The direction and narrative focus of “The Undoing” lets it speak volumes for how privilege runs rampant in situations similar to the show’s plot. The series is without a doubt another fascinating watch from the brilliant writers at HBO, but there is much that could have been improved if it wished to address privilege, status and judgment in affluent communities. “The Undoing” is supposedly the story of Elena Alves and her tragic demise, but the show reduces her character to stereotypes of Latinas and women of color in the media.

After the first episode, we only see Elena in brief scenes that are either her body or her death. Fernando Alves is limited to the role of a brooding, stoic man instead of a grieving husband left to care for his family alone. It felt as though Elena and her family took side stage in a story about their own tragedy — something all too familiar when you consider how POC are treated in real-life criminal investigations and legal proceedings.
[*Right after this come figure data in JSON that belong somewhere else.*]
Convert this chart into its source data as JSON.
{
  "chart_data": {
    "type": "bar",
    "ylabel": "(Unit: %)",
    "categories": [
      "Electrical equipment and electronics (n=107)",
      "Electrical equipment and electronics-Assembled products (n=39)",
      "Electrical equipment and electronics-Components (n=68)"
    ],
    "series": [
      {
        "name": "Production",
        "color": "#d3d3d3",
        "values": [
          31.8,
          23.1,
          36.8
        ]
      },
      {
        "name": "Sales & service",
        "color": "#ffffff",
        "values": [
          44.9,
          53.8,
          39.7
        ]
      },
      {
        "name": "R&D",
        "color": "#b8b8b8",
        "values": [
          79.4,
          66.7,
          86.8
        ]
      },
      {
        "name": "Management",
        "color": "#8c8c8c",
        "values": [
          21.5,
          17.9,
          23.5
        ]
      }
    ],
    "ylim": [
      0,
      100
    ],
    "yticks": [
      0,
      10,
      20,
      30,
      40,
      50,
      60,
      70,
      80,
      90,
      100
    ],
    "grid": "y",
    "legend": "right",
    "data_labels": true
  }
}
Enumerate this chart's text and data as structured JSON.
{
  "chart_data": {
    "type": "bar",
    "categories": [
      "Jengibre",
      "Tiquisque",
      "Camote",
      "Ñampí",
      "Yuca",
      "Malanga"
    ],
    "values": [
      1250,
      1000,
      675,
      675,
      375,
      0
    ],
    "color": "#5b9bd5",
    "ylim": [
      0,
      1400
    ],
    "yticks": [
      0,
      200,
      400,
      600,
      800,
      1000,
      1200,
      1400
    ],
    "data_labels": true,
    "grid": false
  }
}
It goes without saying that “The Undoing” was an entertaining watch. I’m someone who loves a good nail-biter court drama with characters dressed to the nines. Seeing these classic HBO elements intertwined with such morally ambiguous themes and characters was a foreign, but welcome, twist from David E. Kelley. I sincerely hope “The Undoing” serves as a catalyst for more stories that highlight how detrimental unspoken privilege can be in the midst of already tragic circumstances.